I can't control the way people treat me, but, I can control the way that I react towards them. Being healed from rejection and delivered from pride, I am learning that my responses towards others is just as important as their responses towards me. The way that I react, is what the Lord is going to deal with me on. There were situations that came up throughout the weekend that could have prompted me to revert back to my old ways and react in a manner that would have be displeasing to the Lord and offensive to others. But, if I am committed to walking out my deliverance and living a life of total surrender; I can't afford to fall off the wagon just to get my point across. When you are being treated unfairly, you still have to make the CHOICE to react with patience, love and kindness. Now, I am not saying that I am perfect, I'm not and there are times when I fall prey to the past. And although I didn't react how I use to in the past. There were still somethings that I could have done even better and I am working on them. The conviction of the Holy Spirit helps me to do that. I also want to make sure that I am not reacting differently just to make the other person feel bad, or so I can say, "see, I'm not the one that's wrong." If you think about that saying, "kill em with kindness", I agree that being kind to others has the potential to help others change their behavior towards you. But, if you are doing it with a prideful intent so you can show them in a negative light and pat yourself on the back for being better; you are still in error and you are being manipulative. If I choice to react to others differently and show kindness to them, even if they are not returning it to me. It's because, I understand that I am not God, I can not change them, and I have no control over their actions and behaviors. And I am also learning that, everything is not about me, even if it is effecting me.

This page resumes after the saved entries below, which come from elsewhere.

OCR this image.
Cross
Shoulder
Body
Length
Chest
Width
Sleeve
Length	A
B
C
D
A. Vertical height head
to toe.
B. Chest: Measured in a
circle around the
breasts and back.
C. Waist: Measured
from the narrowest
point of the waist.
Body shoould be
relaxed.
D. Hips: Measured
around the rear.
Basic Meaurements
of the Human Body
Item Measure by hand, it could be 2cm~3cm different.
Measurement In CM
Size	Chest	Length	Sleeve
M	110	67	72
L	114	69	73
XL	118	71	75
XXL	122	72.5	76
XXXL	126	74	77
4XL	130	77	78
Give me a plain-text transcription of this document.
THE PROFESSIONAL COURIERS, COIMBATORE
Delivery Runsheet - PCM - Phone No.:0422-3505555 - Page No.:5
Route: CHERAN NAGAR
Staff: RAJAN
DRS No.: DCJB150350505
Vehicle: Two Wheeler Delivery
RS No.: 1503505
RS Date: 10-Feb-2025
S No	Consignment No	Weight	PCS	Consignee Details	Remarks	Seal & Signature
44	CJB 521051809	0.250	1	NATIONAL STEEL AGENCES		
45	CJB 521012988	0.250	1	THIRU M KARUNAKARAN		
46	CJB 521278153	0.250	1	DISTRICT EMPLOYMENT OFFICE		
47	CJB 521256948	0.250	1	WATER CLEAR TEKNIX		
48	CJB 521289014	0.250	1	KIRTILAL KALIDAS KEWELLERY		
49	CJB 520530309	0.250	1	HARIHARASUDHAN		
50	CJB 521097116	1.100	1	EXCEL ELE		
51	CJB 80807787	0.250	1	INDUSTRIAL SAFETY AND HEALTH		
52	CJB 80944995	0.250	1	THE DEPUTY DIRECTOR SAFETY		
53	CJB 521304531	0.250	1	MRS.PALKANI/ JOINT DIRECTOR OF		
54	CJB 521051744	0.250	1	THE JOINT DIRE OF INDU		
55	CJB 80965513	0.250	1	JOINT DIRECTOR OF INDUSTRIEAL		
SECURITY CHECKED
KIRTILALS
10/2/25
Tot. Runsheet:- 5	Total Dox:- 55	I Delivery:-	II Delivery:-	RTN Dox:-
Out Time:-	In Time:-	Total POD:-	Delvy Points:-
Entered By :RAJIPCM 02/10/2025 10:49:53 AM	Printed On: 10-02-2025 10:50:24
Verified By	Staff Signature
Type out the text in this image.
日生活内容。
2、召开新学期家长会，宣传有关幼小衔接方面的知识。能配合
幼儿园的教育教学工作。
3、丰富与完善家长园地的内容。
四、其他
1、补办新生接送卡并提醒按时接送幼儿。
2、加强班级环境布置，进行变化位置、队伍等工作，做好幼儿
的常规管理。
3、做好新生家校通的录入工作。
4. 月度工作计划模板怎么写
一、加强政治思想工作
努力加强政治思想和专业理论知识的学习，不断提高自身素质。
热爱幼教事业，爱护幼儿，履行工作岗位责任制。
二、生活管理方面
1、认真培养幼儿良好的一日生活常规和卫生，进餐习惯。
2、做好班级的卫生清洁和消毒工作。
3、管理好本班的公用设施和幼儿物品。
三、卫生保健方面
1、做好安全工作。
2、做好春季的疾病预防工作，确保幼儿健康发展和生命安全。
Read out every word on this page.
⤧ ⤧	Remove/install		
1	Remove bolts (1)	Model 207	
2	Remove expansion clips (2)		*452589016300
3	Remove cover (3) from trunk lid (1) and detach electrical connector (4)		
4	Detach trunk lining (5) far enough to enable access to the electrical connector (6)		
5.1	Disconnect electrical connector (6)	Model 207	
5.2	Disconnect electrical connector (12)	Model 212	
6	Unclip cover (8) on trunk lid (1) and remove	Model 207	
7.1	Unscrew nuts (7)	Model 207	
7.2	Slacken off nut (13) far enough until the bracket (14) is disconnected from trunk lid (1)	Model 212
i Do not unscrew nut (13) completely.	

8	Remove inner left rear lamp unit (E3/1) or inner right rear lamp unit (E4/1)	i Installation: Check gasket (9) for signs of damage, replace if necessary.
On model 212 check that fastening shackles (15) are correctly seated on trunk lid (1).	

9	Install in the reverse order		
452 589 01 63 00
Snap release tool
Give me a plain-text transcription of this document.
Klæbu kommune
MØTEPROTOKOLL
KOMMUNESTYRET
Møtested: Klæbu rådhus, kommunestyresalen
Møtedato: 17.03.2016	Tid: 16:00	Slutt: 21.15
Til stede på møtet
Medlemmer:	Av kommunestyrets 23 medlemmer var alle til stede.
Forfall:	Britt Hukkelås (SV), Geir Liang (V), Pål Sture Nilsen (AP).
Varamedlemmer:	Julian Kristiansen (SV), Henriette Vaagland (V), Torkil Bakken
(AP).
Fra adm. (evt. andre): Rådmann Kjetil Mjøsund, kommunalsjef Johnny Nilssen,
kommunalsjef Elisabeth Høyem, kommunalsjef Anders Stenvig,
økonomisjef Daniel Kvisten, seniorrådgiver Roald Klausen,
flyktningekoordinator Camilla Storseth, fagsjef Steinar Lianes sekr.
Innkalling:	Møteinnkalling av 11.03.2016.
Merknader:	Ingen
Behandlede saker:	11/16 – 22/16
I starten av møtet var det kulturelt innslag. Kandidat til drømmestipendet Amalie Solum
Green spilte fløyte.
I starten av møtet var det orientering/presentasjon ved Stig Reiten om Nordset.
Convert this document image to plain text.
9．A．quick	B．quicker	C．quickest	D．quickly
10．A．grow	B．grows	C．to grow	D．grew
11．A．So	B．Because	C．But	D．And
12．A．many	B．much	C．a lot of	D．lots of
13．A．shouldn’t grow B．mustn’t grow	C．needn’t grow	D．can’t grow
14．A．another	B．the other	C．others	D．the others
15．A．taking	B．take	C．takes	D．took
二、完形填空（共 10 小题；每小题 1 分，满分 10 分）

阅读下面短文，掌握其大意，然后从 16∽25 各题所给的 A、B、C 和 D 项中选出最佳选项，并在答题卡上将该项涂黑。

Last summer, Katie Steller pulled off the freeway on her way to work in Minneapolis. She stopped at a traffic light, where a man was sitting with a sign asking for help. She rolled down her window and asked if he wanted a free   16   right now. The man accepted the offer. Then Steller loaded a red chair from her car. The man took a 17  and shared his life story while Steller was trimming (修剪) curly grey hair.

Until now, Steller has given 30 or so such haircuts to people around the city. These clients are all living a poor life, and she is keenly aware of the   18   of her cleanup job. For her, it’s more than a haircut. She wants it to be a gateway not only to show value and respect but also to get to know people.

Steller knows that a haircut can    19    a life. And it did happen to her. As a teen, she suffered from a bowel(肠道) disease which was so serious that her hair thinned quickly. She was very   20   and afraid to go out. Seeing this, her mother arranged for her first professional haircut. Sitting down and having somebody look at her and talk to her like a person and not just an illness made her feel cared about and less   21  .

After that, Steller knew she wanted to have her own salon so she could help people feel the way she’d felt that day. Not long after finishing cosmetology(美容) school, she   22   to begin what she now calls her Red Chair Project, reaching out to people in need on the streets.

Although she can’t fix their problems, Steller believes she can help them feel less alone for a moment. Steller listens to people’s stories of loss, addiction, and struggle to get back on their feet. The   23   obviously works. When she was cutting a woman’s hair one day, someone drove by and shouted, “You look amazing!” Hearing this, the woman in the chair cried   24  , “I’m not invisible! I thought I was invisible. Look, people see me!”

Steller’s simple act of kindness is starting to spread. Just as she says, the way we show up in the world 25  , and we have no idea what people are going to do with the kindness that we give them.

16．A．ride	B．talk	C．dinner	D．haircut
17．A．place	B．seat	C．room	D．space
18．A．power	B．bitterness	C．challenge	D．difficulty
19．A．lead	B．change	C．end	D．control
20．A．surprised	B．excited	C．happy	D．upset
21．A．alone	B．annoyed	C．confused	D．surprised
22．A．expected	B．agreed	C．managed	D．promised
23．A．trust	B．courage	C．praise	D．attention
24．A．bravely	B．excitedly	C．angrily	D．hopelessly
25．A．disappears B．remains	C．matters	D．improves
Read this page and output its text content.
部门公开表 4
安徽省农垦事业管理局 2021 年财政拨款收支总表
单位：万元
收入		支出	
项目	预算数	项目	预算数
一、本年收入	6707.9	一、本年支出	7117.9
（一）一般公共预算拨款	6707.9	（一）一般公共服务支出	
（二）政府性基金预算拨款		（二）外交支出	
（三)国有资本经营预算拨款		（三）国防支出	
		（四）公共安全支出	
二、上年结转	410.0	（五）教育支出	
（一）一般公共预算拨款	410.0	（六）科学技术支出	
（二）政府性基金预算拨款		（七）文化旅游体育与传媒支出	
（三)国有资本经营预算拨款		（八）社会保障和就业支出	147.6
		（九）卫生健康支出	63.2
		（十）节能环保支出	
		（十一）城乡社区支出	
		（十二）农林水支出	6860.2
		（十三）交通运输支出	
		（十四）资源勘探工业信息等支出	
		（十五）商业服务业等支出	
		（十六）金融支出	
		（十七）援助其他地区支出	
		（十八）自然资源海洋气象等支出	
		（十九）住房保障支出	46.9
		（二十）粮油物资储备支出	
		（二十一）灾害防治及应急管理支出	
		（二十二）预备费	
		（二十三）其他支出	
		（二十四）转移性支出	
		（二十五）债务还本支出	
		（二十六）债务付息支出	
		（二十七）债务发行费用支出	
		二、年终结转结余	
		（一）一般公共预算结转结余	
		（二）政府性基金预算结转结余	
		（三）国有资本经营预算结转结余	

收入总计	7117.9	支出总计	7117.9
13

So when we choose to react differently, let's do it with the understanding that the Lord is in control, and we will be held accountable to our behavior.
Remember, surrender all ...
Tynisha
Tynisha, I pray every day that God helps me with my response to people. I have always been a very direct person and in the past, I believed that to be a good thing. I believed that my "brutal" honesty was not only good for me because I was being honest, but also good for the other person because "after all" they should now the TRUTH! You remember the old saying, "honesty is the best policy" Well; I took that to a whole other level. I do not have to tell you that my "honesty" has hurt many people. I have learned that there is a way to be honest without tearing someone down. Today, I make the choice to respond differently.
ReplyDeleteMichelle Cox
Michelle that is good ... "brutal honesty" I am going to remember that! Thank God that he shows us ourselves and gives us the mercy to get right.
ReplyDeleteWOWZERS! This is SOOOOOOOOO on time. Even today. Wow! Thanks for this post!